O economista Otto Nogami, professor do Insper, destaca que a recente decisão do Copom de manter a taxa Selic em 10,5% ao ano, aliada à alta do dólar e à queda da Bolsa, geraram um cenário de incerteza para os investidores. , que acabam buscando renda fixa. “Isso pode justificar uma postura mais conservadora neste momento”, diz ele. Nogami também não vê potencial para o Ibovespa atingir patamares mais elevados, como 145 mil pontos, “principalmente se houver uma recuperação econômica global e local, além de um cenário político mais estável”. “Se a economia brasileira der sinais de recuperação mais robusta, isso poderá atrair mais investimentos para o mercado de ações. Um ambiente político mais estável poderá aumentar a confiança dos investidores. Setores como tecnologia, saúde e commodities poderão impulsionar o índice se apresentarem bons resultados Por outro lado, é importante considerar riscos, como inflação, política monetária e acontecimentos internacionais”, explica.
Oportunidades
Apesar da queda acumulada do Ibovespa no ano, é possível encontrar ações listadas na Bolsa com ganhos consideráveis. João Daronco, analista da Suno Research, destaca que há um grande número de ações com valorização significativa dentro do indicador, pois têm parte de seu faturamento em dólar e, diante da alta do dólar, essas empresas estão ganhando receita. É o caso da Embraer e da Weg, que registraram valorização de 21,2% e 20,2%, respectivamente, somente em junho.
No grupo Small Caps, Daronco destaca que há uma penalidade maior porque algumas ações estavam supervalorizadas e agora voltam a um patamar maior de normalidade. “Entendo que é um momento muito positivo para adquirir boas small caps, que continuam com suas vantagens competitivas intactas e com valuations muito atrativas… É um dos melhores momentos dos últimos anos.”

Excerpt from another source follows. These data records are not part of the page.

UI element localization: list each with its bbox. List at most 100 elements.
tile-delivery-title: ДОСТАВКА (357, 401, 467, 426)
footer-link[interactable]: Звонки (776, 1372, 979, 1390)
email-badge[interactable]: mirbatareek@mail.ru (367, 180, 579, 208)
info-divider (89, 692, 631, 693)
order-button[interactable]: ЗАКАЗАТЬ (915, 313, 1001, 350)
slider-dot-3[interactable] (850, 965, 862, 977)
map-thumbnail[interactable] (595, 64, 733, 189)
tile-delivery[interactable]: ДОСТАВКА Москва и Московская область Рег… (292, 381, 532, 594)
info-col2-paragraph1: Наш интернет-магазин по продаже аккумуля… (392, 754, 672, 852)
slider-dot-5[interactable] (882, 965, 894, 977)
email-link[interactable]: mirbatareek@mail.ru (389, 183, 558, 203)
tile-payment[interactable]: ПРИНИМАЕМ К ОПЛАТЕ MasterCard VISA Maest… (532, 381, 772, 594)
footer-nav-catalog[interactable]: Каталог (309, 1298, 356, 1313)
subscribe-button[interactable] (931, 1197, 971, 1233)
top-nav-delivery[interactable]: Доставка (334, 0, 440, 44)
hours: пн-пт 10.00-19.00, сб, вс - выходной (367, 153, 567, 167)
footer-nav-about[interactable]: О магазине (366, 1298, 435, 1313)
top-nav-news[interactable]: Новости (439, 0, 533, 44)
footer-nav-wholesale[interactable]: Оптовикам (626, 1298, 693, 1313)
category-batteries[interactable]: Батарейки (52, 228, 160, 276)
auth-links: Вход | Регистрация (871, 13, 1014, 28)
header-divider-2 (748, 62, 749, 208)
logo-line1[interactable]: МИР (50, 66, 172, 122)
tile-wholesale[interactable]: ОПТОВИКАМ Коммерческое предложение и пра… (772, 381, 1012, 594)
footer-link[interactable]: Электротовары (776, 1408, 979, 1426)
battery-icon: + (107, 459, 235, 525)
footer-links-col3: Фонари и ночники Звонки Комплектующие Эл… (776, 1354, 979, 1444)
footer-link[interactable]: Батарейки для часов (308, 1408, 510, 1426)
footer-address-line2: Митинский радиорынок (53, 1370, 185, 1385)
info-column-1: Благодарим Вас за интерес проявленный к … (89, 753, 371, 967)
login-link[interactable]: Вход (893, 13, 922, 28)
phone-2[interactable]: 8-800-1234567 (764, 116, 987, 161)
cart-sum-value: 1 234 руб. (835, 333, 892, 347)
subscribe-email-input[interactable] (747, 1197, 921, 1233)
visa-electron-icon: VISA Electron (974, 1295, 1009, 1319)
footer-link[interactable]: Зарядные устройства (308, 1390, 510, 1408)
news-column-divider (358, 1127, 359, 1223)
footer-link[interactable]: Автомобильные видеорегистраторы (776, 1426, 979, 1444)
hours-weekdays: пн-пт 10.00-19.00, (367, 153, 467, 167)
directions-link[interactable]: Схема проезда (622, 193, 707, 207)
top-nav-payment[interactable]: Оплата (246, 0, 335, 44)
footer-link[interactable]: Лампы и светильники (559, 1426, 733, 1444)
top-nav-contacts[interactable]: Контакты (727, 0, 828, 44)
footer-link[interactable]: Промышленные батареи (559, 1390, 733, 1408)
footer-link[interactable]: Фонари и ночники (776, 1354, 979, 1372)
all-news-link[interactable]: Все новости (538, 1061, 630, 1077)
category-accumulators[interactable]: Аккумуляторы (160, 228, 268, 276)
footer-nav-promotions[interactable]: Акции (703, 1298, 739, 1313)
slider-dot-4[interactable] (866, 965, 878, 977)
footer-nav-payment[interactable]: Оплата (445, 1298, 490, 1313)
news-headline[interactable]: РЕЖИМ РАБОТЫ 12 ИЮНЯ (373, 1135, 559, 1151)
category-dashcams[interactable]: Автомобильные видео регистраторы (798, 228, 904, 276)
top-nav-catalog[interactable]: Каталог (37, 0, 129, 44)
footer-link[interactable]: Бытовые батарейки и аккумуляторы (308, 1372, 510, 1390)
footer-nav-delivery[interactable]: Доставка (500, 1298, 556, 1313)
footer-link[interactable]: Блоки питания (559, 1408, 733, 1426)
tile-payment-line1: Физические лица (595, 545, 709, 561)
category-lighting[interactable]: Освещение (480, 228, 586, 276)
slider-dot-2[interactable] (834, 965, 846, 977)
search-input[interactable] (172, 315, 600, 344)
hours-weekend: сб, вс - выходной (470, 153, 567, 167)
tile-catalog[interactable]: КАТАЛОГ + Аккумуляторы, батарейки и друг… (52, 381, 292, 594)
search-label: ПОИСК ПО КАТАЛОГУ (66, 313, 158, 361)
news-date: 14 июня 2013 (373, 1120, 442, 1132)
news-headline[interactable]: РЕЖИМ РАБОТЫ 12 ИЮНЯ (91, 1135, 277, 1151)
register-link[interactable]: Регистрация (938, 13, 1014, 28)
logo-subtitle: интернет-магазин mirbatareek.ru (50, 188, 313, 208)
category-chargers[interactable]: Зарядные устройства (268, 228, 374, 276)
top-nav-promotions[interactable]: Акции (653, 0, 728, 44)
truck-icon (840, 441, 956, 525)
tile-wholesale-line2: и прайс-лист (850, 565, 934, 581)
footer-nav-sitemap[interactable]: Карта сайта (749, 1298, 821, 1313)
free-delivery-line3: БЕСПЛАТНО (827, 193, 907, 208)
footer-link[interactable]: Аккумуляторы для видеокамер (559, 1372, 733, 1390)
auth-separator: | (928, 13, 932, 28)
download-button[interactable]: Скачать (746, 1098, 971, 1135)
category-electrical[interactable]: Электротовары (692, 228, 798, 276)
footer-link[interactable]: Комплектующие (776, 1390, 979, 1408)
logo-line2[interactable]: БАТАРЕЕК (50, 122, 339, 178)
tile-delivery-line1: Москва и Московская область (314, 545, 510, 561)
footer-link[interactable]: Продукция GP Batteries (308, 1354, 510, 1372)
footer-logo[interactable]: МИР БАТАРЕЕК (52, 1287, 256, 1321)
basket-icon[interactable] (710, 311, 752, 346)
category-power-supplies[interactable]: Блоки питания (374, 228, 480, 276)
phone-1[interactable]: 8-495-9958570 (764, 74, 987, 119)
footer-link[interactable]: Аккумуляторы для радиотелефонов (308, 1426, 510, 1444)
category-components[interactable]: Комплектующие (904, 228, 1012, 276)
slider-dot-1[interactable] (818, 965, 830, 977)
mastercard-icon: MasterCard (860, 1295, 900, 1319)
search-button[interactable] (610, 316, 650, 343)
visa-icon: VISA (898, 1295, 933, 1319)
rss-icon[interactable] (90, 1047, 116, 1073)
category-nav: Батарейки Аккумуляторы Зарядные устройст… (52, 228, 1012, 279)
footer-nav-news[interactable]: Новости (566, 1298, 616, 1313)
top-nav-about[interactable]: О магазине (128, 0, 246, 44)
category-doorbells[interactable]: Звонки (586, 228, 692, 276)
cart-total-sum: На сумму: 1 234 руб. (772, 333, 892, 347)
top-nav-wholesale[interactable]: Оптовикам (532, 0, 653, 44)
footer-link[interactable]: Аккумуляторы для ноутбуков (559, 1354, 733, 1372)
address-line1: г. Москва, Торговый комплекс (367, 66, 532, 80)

Otto Nogami, do Insper, cita o Tesouro Direto como “uma excelente opção, principalmente em um cenário de alta da Selic”. “Com juros elevados, os títulos públicos tendem a oferecer retornos mais atrativos e com menor risco em comparação com outros investimentos, como fundos de ações que podem estar sofrendo com a volatilidade do mercado”, explica. Segundo ele, os títulos do Tesouro Selic são particularmente interessantes porque acompanham a taxa básica de juros, oferecendo segurança e liquidez. Além disso, existem opções como o Tesouro IPCA, “que protege contra a inflação, garantindo um retorno real acima da inflação”.
Para Julio Hegedus, as alternativas de investimentos em renda fixa devem continuar restritas, mas é possível obter bons ganhos com o Tesouro Direto. “Os títulos do Tesouro indexados ao IPCA estão rendendo mais de 6% de ganhos reais e podem ser uma ótima opção já que a inflação deste ano deverá ser de 4,2%”, enfatiza.